A statement on its website recommended that users disable the program “until Symantec releases a final set of software updates that resolve currently known vulnerability risks.”
The note went on to explain how customers who have to use the program for “business-critical purposes” could reduce their exposure, adding that all users should “apply all relevant patches [“¦] and follow the general security best practices” as they become available.
Symantec also ensured its customers that only the pcAnywhere software was affected and all of their other products remained safe to use.
Software engineers for the company explained that the stolen code made the popular program vulnerable to so-called “man in the middle” attacks, a sort of crack in the program´s security that could potentially allow third parties to remotely access sensitive user data.
“Malicious users with access to the source code have an increased ability to identify vulnerabilities and build new exploits,” read the website.
According to a statement by a company spokesman, less than 50,000 people worldwide use the standalone version of pcAnywhere.
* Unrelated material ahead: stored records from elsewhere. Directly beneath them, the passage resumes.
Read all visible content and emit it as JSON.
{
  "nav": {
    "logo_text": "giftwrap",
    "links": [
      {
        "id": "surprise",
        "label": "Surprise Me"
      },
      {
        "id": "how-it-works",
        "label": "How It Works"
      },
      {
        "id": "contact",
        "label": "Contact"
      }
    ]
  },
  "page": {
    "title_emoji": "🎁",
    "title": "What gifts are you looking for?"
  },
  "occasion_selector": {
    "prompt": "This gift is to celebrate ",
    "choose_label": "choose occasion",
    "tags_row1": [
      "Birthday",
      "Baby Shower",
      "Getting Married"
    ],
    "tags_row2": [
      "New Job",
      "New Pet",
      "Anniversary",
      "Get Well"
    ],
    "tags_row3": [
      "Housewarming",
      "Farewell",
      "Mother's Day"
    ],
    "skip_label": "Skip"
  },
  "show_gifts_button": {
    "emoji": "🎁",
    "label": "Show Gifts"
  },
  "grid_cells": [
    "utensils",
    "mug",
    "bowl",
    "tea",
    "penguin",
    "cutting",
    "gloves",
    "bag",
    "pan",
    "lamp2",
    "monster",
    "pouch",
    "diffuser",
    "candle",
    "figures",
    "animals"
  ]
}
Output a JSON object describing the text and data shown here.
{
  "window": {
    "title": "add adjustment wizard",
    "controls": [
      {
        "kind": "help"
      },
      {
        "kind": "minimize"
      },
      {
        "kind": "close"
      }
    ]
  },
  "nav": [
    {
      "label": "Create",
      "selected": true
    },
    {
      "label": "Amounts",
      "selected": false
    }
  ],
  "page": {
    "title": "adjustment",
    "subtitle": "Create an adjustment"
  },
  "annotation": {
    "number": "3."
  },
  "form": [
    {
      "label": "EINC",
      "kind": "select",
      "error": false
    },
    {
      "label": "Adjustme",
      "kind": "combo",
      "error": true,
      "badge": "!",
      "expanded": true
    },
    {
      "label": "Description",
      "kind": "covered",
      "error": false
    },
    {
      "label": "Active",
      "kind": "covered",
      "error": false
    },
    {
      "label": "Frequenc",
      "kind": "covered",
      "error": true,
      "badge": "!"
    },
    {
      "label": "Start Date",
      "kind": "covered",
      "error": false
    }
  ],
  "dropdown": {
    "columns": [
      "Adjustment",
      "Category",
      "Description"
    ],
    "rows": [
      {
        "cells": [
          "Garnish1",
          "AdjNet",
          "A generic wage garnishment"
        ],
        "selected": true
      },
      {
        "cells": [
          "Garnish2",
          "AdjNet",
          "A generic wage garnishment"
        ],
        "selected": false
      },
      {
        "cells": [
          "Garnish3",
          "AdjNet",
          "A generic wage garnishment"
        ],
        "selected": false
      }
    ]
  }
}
However, because the software is also included in a number of Symantec product bundles, they say it´s difficult to know the exact total number of users.
Symantec first became aware that the source code had been hacked earlier this year but initially believed that the six-year-old code was outdated and thus could not be used for malicious ends.
A further analysis of the stolen code, however, revealed that it contained the “blueprints” for a variety of products currently on the market, including Norton Antivirus Corporate Edition, Norton Internet Security, Norton SystemWorks (Norton Utilities and Norton GoBack) and pcAnywhere.
The company insists that of these products only the pcAnywhere software is more vulnerable to security breaches.
“The code that has been exposed is so old that current out-of-the-box security settings will suffice against any possible threats that might materialize as a result of this incident,” the website assured its customers.